A while back, I reported on criminal cats, ones who were either engaged in criminal activities on the own behalf, or who were acting as the “brains behind the operation,” and forcing humans to commit criminal acts.
Sad to say, not much has changed. Cats continue to ignore the law and do whatever they want, regardless of the negative impact it may have on the humans around them.
The latest such criminal is “Oyster”. As The Mirror reports, earlier this week, the orange villain boarded a train on the London Underground–without paying. Not content to merely deprive the system of the £3.20 rush hour adult fare, he then compounded the offense. The perfectly healthy feline monopolized a seat that should have been offered to someone more in need.
The feline scofflaw was not wearing a microchip, leading officials to believe that he has been living on the streets and fueling speculation that this is not his first offense.
Fortunately, Oyster was placed under citizen’s arrest by a fare-paying Tube traveller.

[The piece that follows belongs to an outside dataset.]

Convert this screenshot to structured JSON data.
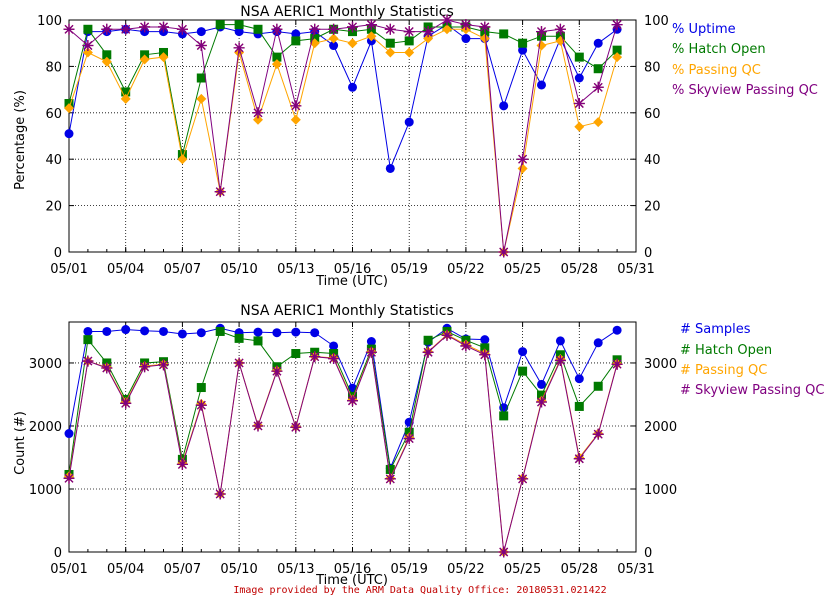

Oyster is currently incarcerated at the Battersea Dogs and Cats Home. Authorities believe he will be sentenced to time served and hope to release him into home arrest under the supervision of a responsible human.
Hopefully whoever adopts Oyster will be of strong moral character and will be able to stand firm when he inevitably attempts to lead them into criminal activities on his behalf.
Meanwhile, Man Cave Daily notes that cats kill somewhere between 8 and 20.7 billion animals every year in the U.S. Those numbers are only for direct kills, and do not include cases where cats have found human minions to do their dirty work. Consider the case of Annamarie Cochrane Rintala who was strangled in 2010. The prime suspect in her death is her wife, Cara Rintala. A previous attempt to try Cara Rintala for murder ended in a mistrial. Her defense lawyers in the current retrial are asking that investigators consider other suspects based on the fact that cat hairs were found on victim’s body, but the couple did not own a cat. The lawyers suggest that another suspect who does own a cat should receive additional scrutiny. Oddly enough, however, no one appears to be suggesting that–despite centuries of evidence that cats kill humans by sucking their breath–the cat might be the actual murderer. In fact, as best I can tell from the stories, nobody is even looking for the cat that left the hairs behind.
In that earlier article, I mentioned Norris, a notorious feline thief in Bristol. Apparently word of his success in avoiding punishment despite multiple thefts is inspiring imitators throughout the former British Empire. Bluebell in Wokingham and Loki in Blenheim, NZ are both following in Norris’ pawprints, stealing clothing and small objects from the neighbors and forcing their human pawns to go to great effort to return the stolen goods.
And yet, it appears that Australia is actually lowering barriers to potentially criminal felines entering the country. Previously, all cats were required to spend a month in quarantine; that limit is being reduced to a mere 10 days. As Oyster shows, making it easier for the fuzzy reprobates to travel can only encourage them to escalate their crimes. I predict a surge in feline criminal activity Down Under as more cats, encouraged by the shorter stay behind bars, enter the country.